By Russ Thurman
Weatherby’s relocation to Sheridan, Wyo., is a signal of the company’s intent for the future: “We’re are not interested in
maintaining; we are growing,” said CEO Adam Weatherby. This is one of several examples of growth around the industry.
It’s fall and most companies in the industry are counting on the season to build momentum to close the year in the positive. The fall season, with its abundance of hunting sales opportunities — followed by holiday buying — will determine many companies’ success in 2018.
At this time last year, the health of firearm sales and the industry, in general, was tenuous. The whiplash from the sudden downturn in sales following the 2016 national elections and a rollercoaster year of business hurt many companies.

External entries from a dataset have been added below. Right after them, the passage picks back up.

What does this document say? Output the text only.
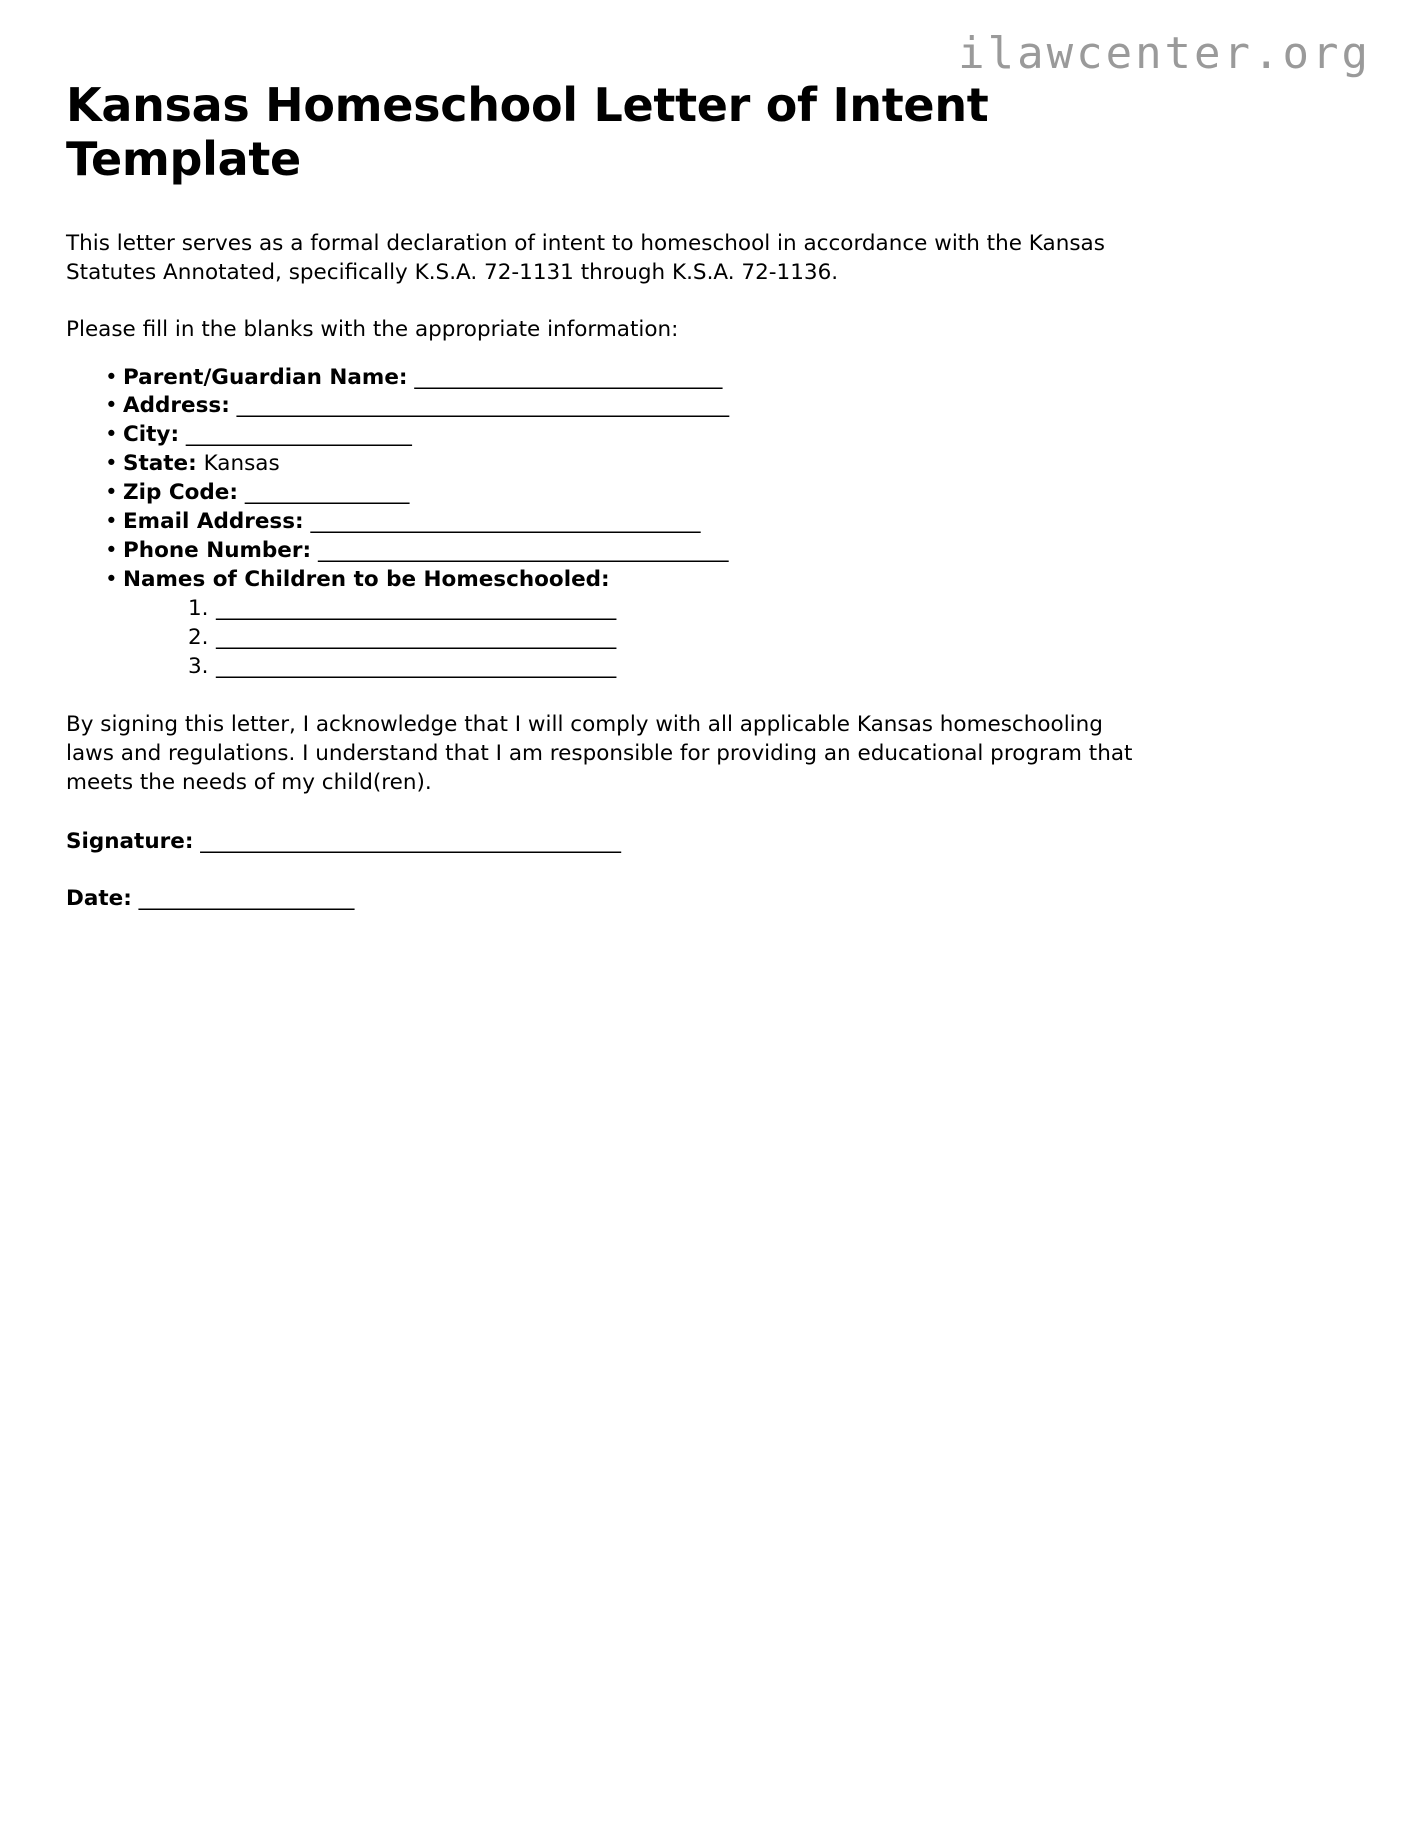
ilawcenter.org
Kansas Homeschool Letter of Intent Template

This letter serves as a formal declaration of intent to homeschool in accordance with the Kansas Statutes Annotated, specifically K.S.A. 72-1131 through K.S.A. 72-1136.

Please fill in the blanks with the appropriate information:

• Parent/Guardian Name: ______________________________
• Address: ________________________________________________
• City: ______________________
• State: Kansas
• Zip Code: ________________
• Email Address: ______________________________________
• Phone Number: ________________________________________
• Names of Children to be Homeschooled:
1. _______________________________________
2. _______________________________________
3. _______________________________________

By signing this letter, I acknowledge that I will comply with all applicable Kansas homeschooling laws and regulations. I understand that I am responsible for providing an educational program that meets the needs of my child(ren).

Signature: _________________________________________
Date: _____________________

But that was last year. While not pleasant, successfully traversing the crucible builds confidence — creating a “been there, done that, now we’re moving forward” attitude.

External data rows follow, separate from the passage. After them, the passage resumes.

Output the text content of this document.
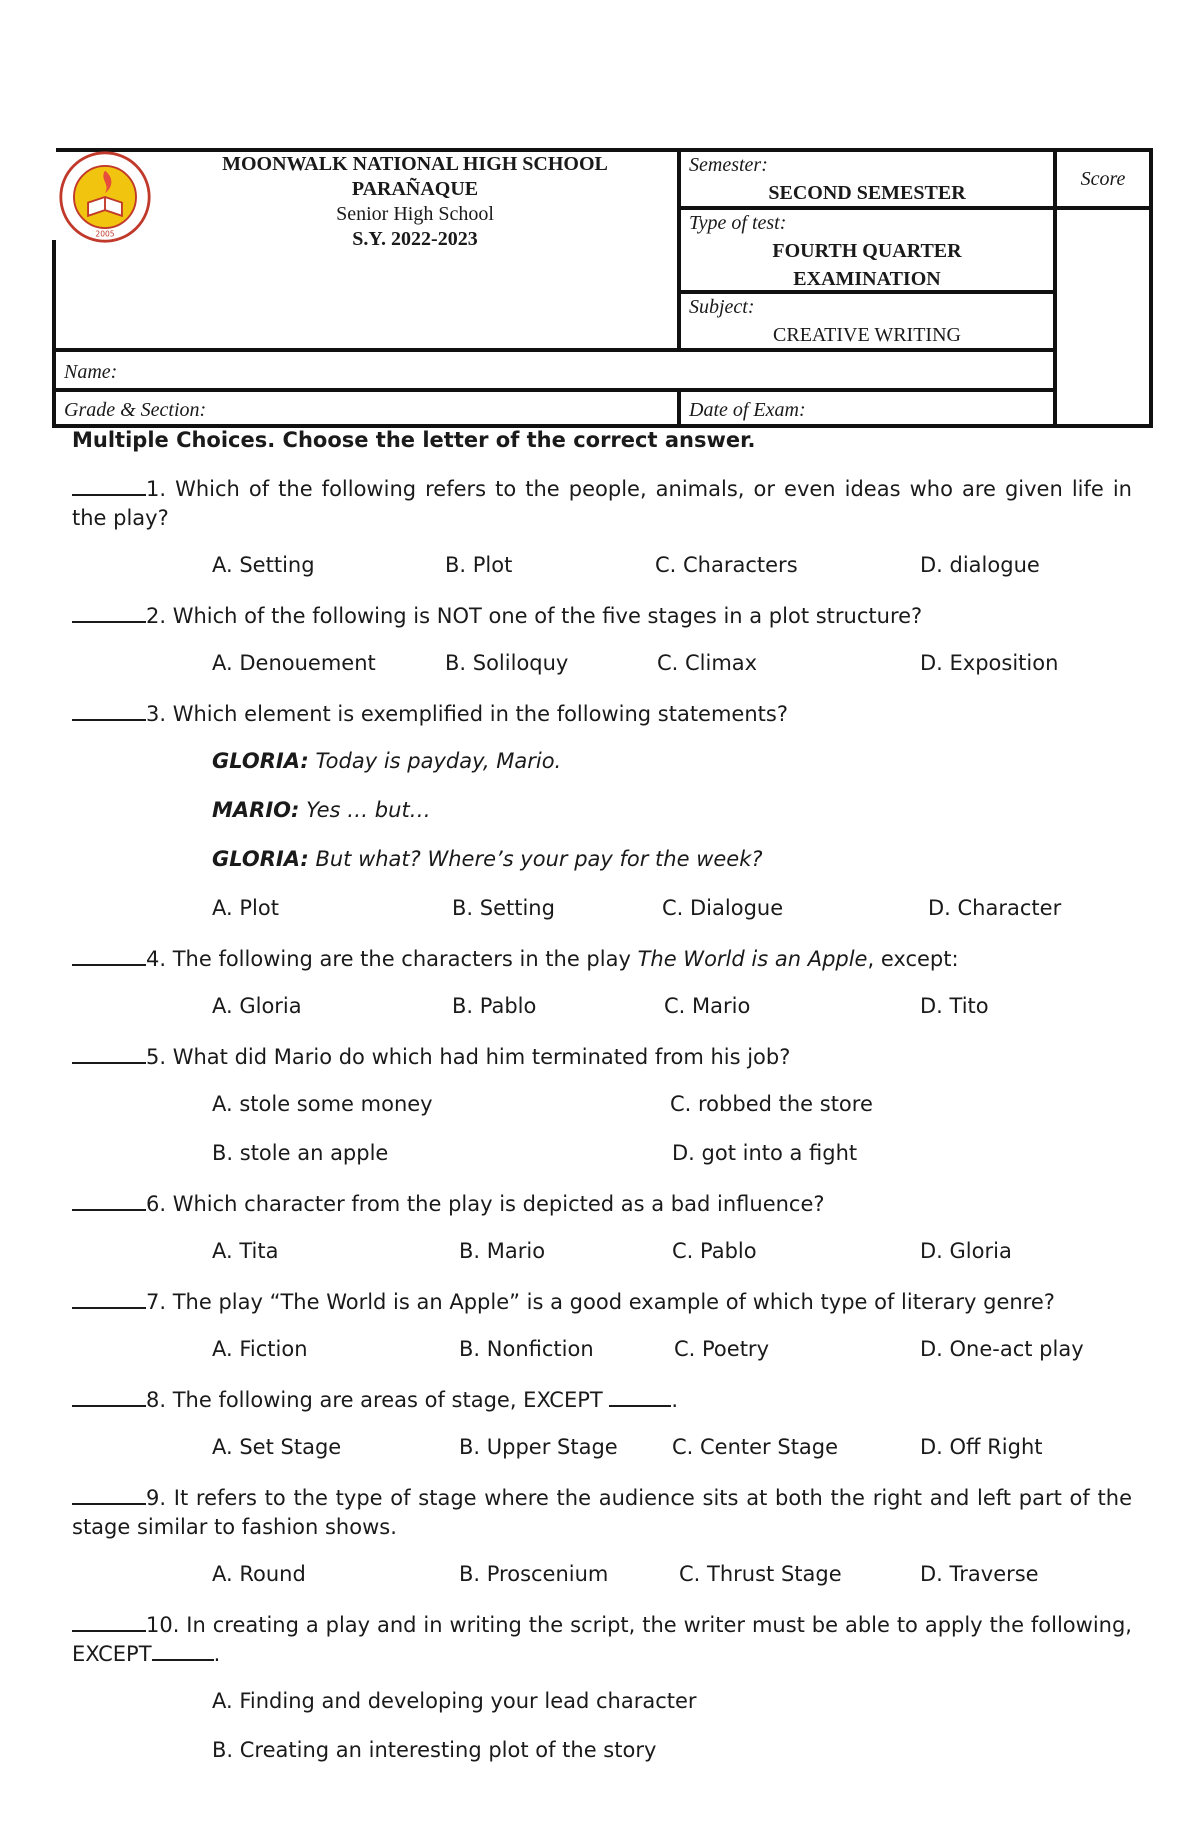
2005
MOONWALK NATIONAL HIGH SCHOOL
PARAÑAQUE
Senior High School
S.Y. 2022-2023
Semester:
SECOND SEMESTER
Type of test:
FOURTH QUARTER
EXAMINATION
Subject:
CREATIVE WRITING
Score
Name:
Grade & Section:	Date of Exam:
Multiple Choices. Choose the letter of the correct answer.
1. Which of the following refers to the people, animals, or even ideas who are given life in the play?
A. Setting	B. Plot	C. Characters	D. dialogue
2. Which of the following is NOT one of the five stages in a plot structure?
A. Denouement	B. Soliloquy	C. Climax	D. Exposition
3. Which element is exemplified in the following statements?
GLORIA: Today is payday, Mario.
MARIO: Yes … but…
GLORIA: But what? Where’s your pay for the week?
A. Plot	B. Setting	C. Dialogue	D. Character
4. The following are the characters in the play The World is an Apple, except:
A. Gloria	B. Pablo	C. Mario	D. Tito
5. What did Mario do which had him terminated from his job?
A. stole some money	C. robbed the store
B. stole an apple	D. got into a fight
6. Which character from the play is depicted as a bad influence?
A. Tita	B. Mario	C. Pablo	D. Gloria
7. The play “The World is an Apple” is a good example of which type of literary genre?
A. Fiction	B. Nonfiction	C. Poetry	D. One-act play
8. The following are areas of stage, EXCEPT	.
A. Set Stage	B. Upper Stage	C. Center Stage	D. Off Right
9. It refers to the type of stage where the audience sits at both the right and left part of the stage similar to fashion shows.
A. Round	B. Proscenium	C. Thrust Stage	D. Traverse
10. In creating a play and in writing the script, the writer must be able to apply the following, EXCEPT	.
A. Finding and developing your lead character
B. Creating an interesting plot of the story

Despite modest firearm and related sales this year, companies are moving forward — investing in the future. Rather than downsizing they’re expanding.
Taurus USA is investing more than $22.5 million in infrastructure and operations in its new manufacturing facility in Bainbridge, Ga.
“The decision to move to Bainbridge is part of a long-term growth strategy. The ability to expand operations is critical for our U.S. business. This new facility will meet our demanding needs to increase production with the skilled workforce Georgia has to offer,” said David Blenker, Taurus USA president, CEO.
In May, Daniel Defense celebrated the opening of its new $29 million, 300,000-square-foot manufacturing facility in Black Creek, Ga. Georgia Gov. Nathan Deal took part in the ribbon-cutting ceremony.
“What’s most important about this new facility is we have all of our employees in one place. Now we’re in one location, and we have room to grow. This was a huge step we needed to take to be ready for the opportunities our market has given us,” said Marty Daniel, president, CEO.
Kimber is scheduled to begin operations in its new engineering and manufacturing facility in the City of Troy, Ala., early next year.
“Growing our company intelligently depends significantly on being in the right manufacturing environment, and in Troy, we have a community dedicated to our long-term success,” said Leslie Edelman, Kimber president, CEO.
Weatherby is relocating its manufacturing operations and corporate headquarters from California to Sheridan, Wyo.
“We wanted to move to a state where we can grow into our brand. Wyoming means new opportunities. We are not interested in maintaining; we are growing,” said Adam Weatherby, CEO.
Remington — a company many, including more than a few in the industry, didn’t believe would survive bankruptcy — is looking to the future.
“It is morning in Remington country,” said Anthony Acitelli, Remington chairman, CEO, in reaction to successfully emerging from Chapter 11. “We are excited about the future — producing quality products, serving our customers and providing good jobs for our employees.”
More than a new day and a new financial start, there is a new attitude at Remington — one you could sense during visits to the Remington booth at the NRA Meetings in Dallas in early May. I also witnessed it during a visit to Remington’s Huntsville, Ala., facility in July. It is best described as uplifting and positive.
American Outdoor Brands Corp. is completing its 500,000-square-foot logistics and customer service facility in Boone County, Mo.
“This new facility and its systems are an evolutionary step towards achieving our long-term strategy to better serve our wholesalers, retailers and consumers,” said James Debney, AOBC president, CEO.
Big Rock’s new 100,000-square-foot distribution center in Reno, Nev., is now fully operational, serving 11 western states.
“This new distribution center represents a major investment in the future of our company and our customers. Our long history of serving customers in the Northwest region will remain a high priority, and we will stay firmly committed to growing those relationships,” said Andy Melville, Big Rock Sports president.
Vista Outdoor experienced major losses last year, but is rebounding with a focus on pursuing growth in its core product categories.
“Vista Outdoor is excited about the potential of each of our core businesses, particularly ammunition, which is our largest core business. An increased focus on our heritage ammunition business will manifest itself in more innovative and breakthrough new products introduced over the next few years,” said Chris Metz, Vista Outdoor CEO.
United Sporting Companies (USC) significantly expanded its distribution reach with the acquisition of AcuSport Corp., a company that declared bankruptcy in May.
“We believe this purchase synergistically combines the best of AcuSport and United Sporting Companies to create the industry’s leading shooting sports distribution company,” said Brad Johnson, USC CEO.
A Motivating Sign
There are many other companies in the industry expanding their operations, despite continued headwinds and the ever-present anti-gun movement. That’s a good, motivating sign. It’s an indication, regardless of a tumultuous past, most companies are looking to the future — and success.